In more election news, incumbents Jeff Moe and Roy Rocklin will be running to retain their seats on the Board of Trustees of the Fremont Union High School District. Previously, incumbents Phyllis Vogel and Sylvia Leong had announced bids for the two seats up for election on the board of the Cupertino Union School District. At the Foothill-De Anza Community College District, all three incumbents—Peter Landsberger, Laura Casas, and Gilbert Wong—have announced their intention to seek re-election. No challengers for these posts are yet known. During this period of significant revenue declines, the community needs to have experienced board members with budget experience and a deep understanding of the districts’ funding sources.
This week, residents likely received a postcard re-noticing plans for the Westport development to replace the aging Oaks shopping center at 85 and Stevens Creek Boulevard. An earlier version received the unanimous approval (after an exceedingly lengthy discussion) of the Planning Commission on May 12, but is now coming back to the Planning Commission on July 14, and city council on Aug. 18. This development has been through multiple iterations over several years. The project is primarily a housing development with 206 senior apartments, including 27 memory care units and 48 below market rate affordable homes, and an additional 88 rowhouse/townhouse units for a total of 294 new homes. It includes 20,000 sq. ft. of retail space. No hotel. No office space. Atria Senior Living is working with KT Urban (the owner and developer) to operate an assisted living facility with senior services on a portion of the project. Such units remain in short supply in Cupertino.

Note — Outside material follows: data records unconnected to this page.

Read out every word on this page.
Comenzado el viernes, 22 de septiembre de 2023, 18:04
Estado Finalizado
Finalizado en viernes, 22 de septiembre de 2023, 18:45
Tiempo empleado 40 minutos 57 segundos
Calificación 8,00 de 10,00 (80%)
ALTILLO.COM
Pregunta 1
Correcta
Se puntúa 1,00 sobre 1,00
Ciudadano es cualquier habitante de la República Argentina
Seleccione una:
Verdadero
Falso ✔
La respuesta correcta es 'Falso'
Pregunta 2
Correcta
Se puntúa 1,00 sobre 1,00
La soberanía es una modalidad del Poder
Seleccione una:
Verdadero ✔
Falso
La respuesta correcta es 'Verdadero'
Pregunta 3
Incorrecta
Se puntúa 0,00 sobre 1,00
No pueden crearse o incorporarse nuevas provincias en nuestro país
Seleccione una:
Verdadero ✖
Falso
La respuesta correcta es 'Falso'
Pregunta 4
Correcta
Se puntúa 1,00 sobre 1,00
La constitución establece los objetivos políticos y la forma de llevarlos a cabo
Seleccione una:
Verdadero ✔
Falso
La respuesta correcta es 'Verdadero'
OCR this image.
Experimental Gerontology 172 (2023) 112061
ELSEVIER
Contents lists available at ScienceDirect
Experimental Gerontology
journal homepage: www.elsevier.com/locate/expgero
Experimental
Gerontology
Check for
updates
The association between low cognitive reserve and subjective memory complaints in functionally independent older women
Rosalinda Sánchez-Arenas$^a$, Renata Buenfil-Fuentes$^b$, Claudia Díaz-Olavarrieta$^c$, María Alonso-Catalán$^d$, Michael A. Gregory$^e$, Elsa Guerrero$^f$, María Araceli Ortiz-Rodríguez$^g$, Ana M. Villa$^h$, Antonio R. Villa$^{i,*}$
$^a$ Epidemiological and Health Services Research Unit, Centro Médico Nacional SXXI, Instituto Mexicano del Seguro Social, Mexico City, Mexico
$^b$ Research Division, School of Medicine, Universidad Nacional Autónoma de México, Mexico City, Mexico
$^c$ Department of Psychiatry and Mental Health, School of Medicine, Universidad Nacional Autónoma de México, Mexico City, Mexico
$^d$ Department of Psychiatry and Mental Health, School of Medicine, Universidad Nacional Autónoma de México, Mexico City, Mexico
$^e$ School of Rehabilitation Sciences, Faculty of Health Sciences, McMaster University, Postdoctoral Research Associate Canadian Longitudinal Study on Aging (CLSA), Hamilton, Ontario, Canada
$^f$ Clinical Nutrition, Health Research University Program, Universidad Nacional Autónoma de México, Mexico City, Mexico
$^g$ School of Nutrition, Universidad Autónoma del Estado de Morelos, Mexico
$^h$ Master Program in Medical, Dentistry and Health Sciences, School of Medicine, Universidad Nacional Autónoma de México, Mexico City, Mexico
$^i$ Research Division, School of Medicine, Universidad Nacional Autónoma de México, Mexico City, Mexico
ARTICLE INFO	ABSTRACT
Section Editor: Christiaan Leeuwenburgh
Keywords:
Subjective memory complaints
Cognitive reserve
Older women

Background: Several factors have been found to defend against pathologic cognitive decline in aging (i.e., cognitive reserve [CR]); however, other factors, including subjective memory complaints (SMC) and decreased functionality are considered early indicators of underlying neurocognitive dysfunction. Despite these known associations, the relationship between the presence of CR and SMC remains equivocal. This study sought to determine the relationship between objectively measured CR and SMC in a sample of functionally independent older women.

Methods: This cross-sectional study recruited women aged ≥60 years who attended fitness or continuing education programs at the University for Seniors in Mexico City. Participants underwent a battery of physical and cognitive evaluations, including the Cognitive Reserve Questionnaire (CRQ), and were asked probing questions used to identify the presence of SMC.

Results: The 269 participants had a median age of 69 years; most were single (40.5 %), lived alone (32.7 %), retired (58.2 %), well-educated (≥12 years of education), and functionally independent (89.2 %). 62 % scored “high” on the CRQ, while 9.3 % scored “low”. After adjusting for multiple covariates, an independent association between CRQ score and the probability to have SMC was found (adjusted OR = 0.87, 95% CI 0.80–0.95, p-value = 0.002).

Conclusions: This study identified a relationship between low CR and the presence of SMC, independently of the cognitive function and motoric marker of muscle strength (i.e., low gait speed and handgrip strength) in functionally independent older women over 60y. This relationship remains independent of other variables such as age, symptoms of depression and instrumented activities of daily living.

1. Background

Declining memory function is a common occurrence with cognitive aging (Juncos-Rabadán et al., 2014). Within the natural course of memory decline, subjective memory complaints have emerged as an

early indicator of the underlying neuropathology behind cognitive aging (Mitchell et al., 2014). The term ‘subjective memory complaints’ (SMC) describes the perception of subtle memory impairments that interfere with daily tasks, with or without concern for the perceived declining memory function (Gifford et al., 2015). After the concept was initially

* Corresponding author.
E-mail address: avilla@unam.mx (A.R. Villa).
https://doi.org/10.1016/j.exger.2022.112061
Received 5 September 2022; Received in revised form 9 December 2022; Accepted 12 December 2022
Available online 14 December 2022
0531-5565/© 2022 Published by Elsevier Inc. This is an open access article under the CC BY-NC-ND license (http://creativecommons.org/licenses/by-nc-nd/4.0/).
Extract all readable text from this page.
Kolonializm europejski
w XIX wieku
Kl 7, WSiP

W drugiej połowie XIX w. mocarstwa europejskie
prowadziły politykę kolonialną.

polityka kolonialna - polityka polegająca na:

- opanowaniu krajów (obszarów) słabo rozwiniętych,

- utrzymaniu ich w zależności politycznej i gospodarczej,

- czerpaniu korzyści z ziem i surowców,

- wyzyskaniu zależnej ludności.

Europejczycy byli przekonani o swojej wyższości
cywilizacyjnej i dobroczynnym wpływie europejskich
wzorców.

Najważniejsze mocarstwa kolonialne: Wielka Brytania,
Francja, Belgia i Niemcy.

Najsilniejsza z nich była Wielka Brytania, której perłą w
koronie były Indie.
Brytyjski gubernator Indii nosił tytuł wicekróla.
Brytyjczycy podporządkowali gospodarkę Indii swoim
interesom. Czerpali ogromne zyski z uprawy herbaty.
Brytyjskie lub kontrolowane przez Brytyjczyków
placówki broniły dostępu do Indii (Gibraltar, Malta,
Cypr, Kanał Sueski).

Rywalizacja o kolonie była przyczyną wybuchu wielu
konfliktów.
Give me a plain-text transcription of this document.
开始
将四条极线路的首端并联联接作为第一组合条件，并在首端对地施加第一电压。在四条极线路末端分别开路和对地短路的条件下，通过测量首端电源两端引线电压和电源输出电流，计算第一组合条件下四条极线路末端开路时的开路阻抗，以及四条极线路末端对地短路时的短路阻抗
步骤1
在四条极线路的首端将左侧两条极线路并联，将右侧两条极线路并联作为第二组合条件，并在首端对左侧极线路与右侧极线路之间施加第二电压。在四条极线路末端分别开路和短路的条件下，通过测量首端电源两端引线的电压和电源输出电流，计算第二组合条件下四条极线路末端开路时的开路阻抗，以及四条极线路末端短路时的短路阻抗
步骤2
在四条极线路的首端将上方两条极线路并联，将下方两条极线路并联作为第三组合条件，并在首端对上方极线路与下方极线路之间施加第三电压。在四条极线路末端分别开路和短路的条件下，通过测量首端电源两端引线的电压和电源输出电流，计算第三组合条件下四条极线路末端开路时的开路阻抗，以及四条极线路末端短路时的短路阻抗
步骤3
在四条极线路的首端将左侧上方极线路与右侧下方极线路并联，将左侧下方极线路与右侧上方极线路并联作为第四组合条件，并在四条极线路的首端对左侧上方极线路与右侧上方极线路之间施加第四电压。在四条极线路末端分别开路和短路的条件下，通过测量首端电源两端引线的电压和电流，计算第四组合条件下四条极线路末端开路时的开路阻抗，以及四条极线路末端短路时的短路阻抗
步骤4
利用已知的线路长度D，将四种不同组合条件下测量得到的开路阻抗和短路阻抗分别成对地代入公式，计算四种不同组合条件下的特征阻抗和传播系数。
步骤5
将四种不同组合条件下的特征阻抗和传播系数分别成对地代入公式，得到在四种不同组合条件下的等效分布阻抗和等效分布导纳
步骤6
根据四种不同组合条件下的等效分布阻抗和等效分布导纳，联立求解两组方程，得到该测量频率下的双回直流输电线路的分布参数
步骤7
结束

Your voice is important. Information on expressing your opinion via emails and oral communications with the city can be found at https://cupertinomatters.org/express-your-opinion/
RECAP PLANNING COMMISSION MEETING – Tues., June 23, 2020
YouTube: 1 hr. 24 min.
This was a short meeting with two commissioners absent (Vikram Saxena and Alan Takahashi). No action was required for the one item on the agenda: Study Session to provide an update on the Accessory Dwelling Unit (ADU) implementation. The council had approved the changes in the ADU ordinances to comply with state law on March 3, 2020. So matter became an after-the-fact update to the Planning Commission to complete the work plan. Staff has developed an extensive information sheet for owners considering an ADU. The planning department is developing a streamlined procedure along with pre-approved plans to encourage more ADUs.
CUPERTINO COURIER June 26, 2020
The front page photo and article by Anne Gelhaus appearing on page 5 is Helping stay in contact: Students make pen pals of quarantined seniors, a project to send cards to hospice patients organized by several local Interact clubs, the high school service arm of Rotary, and funded by the Cupertino Rotary Club. Community briefs on page 5 include (1) Poetry content winners, sponsored by Rotary which experience 50% increased participation using Zoom, and (2) In the running again, announcing that all three incumbents in the Foothill-DeAnza Community College District will run for re-election. Legal notices on pages 32-33 include (1) Public Hearing for the Assessment of Fair Housing (AFH) Plan at the July 9 Housing Commission meeting, (2) Renewal of Storm Drain fees for 2020-21 at city council meeting on July 7, and (3) Hearing to regulate short-term rental activity (i.e., AirBnB) at the city council meeting on July 7.
Enjoy your Fourth of July. There will be virtual celebrations, and you can furnish your own food!